We used in-home unattended polysomnography to measure sleep architecture in older men. Men were categorized into 4 mental health categories: (a) significant depressive symptoms only (DEP+ only, Geriatric Depression Scale ≥ 6), (b) significant anxiety symptoms only (ANX+ only, Goldberg Anxiety Scale ≥ 5), (c) significant depressive and anxiety symptoms (DEP+/ANX+), or (d) no significant depressive or anxiety symptoms (DEP-/ANX-).

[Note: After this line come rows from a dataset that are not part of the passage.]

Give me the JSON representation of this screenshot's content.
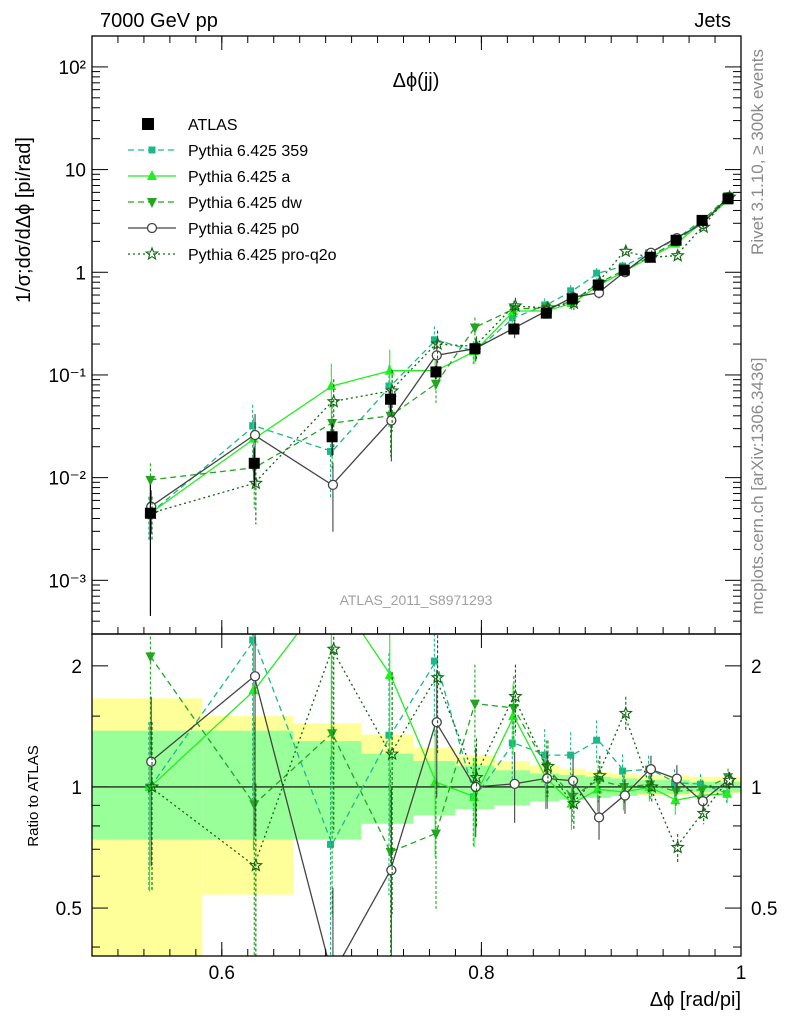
{
  "header": {
    "left": "7000 GeV pp",
    "right": "Jets",
    "plot_title": "Δϕ(jj)",
    "watermark": "ATLAS_2011_S8971293",
    "side_top": "Rivet 3.1.10, ≥ 300k events",
    "side_bottom": "mcplots.cern.ch [arXiv:1306.3436]"
  },
  "colors": {
    "data": "#000000",
    "pythia_359": "#1bb98a",
    "pythia_a": "#22ee22",
    "pythia_dw": "#22a622",
    "pythia_p0": "#444444",
    "pythia_proq2o": "#116611",
    "band_inner": "#99ff99",
    "band_outer": "#ffff99"
  },
  "chart_data": {
    "type": "line",
    "ylabel": "1/σ;dσ/dΔϕ [pi/rad]",
    "xlabel": "Δϕ [rad/pi]",
    "ratio_ylabel": "Ratio to ATLAS",
    "xlim": [
      0.5,
      1.0
    ],
    "ylim": [
      0.0003,
      200
    ],
    "yscale": "log",
    "ratio_ylim": [
      0.38,
      2.4
    ],
    "ratio_yscale": "log",
    "x_ticks": [
      "0.6",
      "0.8",
      "1"
    ],
    "y_ticks": [
      "10⁻³",
      "10⁻²",
      "10⁻¹",
      "1",
      "10",
      "10²"
    ],
    "ratio_ticks": [
      "0.5",
      "1",
      "2"
    ],
    "x": [
      0.545,
      0.625,
      0.685,
      0.73,
      0.765,
      0.795,
      0.825,
      0.85,
      0.87,
      0.89,
      0.91,
      0.93,
      0.95,
      0.97,
      0.99
    ],
    "data": {
      "name": "ATLAS",
      "values": [
        0.0045,
        0.0138,
        0.025,
        0.058,
        0.107,
        0.18,
        0.28,
        0.4,
        0.55,
        0.75,
        1.05,
        1.4,
        2.05,
        3.2,
        5.2
      ],
      "band_inner_lo": [
        0.74,
        0.74,
        0.74,
        0.81,
        0.85,
        0.88,
        0.9,
        0.92,
        0.93,
        0.94,
        0.95,
        0.96,
        0.96,
        0.97,
        0.97
      ],
      "band_inner_hi": [
        1.38,
        1.38,
        1.3,
        1.21,
        1.16,
        1.13,
        1.1,
        1.08,
        1.07,
        1.06,
        1.05,
        1.04,
        1.04,
        1.03,
        1.03
      ],
      "band_outer_lo": [
        0.38,
        0.54,
        0.8,
        0.84,
        0.89,
        0.9,
        0.91,
        0.92,
        0.93,
        0.94,
        0.95,
        0.95,
        0.95,
        0.96,
        0.96
      ],
      "band_outer_hi": [
        1.66,
        1.5,
        1.44,
        1.35,
        1.25,
        1.2,
        1.16,
        1.13,
        1.11,
        1.09,
        1.08,
        1.07,
        1.07,
        1.06,
        1.06
      ]
    },
    "series": [
      {
        "name": "Pythia 6.425 359",
        "key": "pythia_359",
        "dash": "6,4",
        "marker": "square",
        "values": [
          0.0045,
          0.032,
          0.018,
          0.078,
          0.22,
          0.17,
          0.36,
          0.48,
          0.66,
          0.98,
          1.15,
          1.55,
          2.1,
          3.25,
          5.0
        ]
      },
      {
        "name": "Pythia 6.425 a",
        "key": "pythia_a",
        "dash": "",
        "marker": "triangle-up",
        "values": [
          0.0045,
          0.024,
          0.078,
          0.11,
          0.11,
          0.17,
          0.42,
          0.42,
          0.5,
          0.74,
          1.02,
          1.4,
          1.9,
          3.05,
          5.0
        ]
      },
      {
        "name": "Pythia 6.425 dw",
        "key": "pythia_dw",
        "dash": "6,4",
        "marker": "triangle-down",
        "values": [
          0.0095,
          0.0125,
          0.034,
          0.04,
          0.082,
          0.29,
          0.44,
          0.45,
          0.52,
          0.78,
          1.05,
          1.42,
          2.0,
          3.15,
          5.5
        ]
      },
      {
        "name": "Pythia 6.425 p0",
        "key": "pythia_p0",
        "dash": "",
        "marker": "circle",
        "values": [
          0.0052,
          0.026,
          0.0085,
          0.036,
          0.155,
          0.18,
          0.285,
          0.42,
          0.57,
          0.63,
          1.0,
          1.55,
          2.15,
          2.95,
          5.4
        ]
      },
      {
        "name": "Pythia 6.425 pro-q2o",
        "key": "pythia_proq2o",
        "dash": "2,3",
        "marker": "star",
        "values": [
          0.0045,
          0.0088,
          0.055,
          0.07,
          0.2,
          0.19,
          0.47,
          0.45,
          0.5,
          0.8,
          1.6,
          1.4,
          1.45,
          2.75,
          5.4
        ]
      }
    ]
  }
}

Compared with men without clinically significant symptomology, men with depressive symptoms spent a higher percentage of time in Stage 2 sleep (65.42% DEP+ only vs 62.47% DEP-/ANX-, p = .003) and a lower percentage of time in rapid eye movement sleep (17.05% DEP+ only vs 19.44% DEP-/ANX-, p = .0005). These differences persisted after adjustment for demographic/lifestyle characteristics, medical conditions, medications, and sleep disturbances, and after excluding participants using psychotropic medications. The sleep architecture of ANX+ or DEP+/ANX+ men did not differ from asymptomatic men.
Depressed mood in older adults may be associated with accelerated age-related changes in sleep architecture. Longitudinal community-based studies using diagnostic measures are needed to further clarify relationships among common mental disorders, aging, and sleep.
研究社区居住的老年男性的情绪和焦虑症状与睡眠结构(睡眠阶段分布)之间的关联。
我们使用家庭无人值守多导睡眠图来测量老年男性的睡眠结构。男性被分为4种心理健康类别:(a)仅存在显著抑郁症状(仅DEP+,老年抑郁量表≥6),(b)仅存在显著焦虑症状(仅ANX+,戈德堡焦虑量表≥5),(c)显著抑郁和焦虑症状(DEP+/ANX+),或(d)无显著抑郁或焦虑症状(DEP-/ANX-)。
与无临床显著症状的男性相比,有抑郁症状的男性在浅睡期花费的时间百分比更高(仅DEP+为65.42%,而DEP-/ANX-为62.47%,p = .003),在快速眼动睡眠期花费的时间百分比更低(仅DEP+为17.05%,而DEP-/ANX-为19.44%,p = .0005)。在对人口统计学/生活方式特征、医疗状况、药物和睡眠障碍进行调整后,以及在排除使用精神药物的参与者后,这些差异仍然存在。ANX+或DEP+/ANX+男性的睡眠结构与无症状男性没有差异。
老年人的抑郁情绪可能与睡眠结构中与年龄相关的加速变化有关。需要使用诊断措施进行基于社区的纵向研究,以进一步阐明常见精神障碍、衰老和睡眠之间的关系。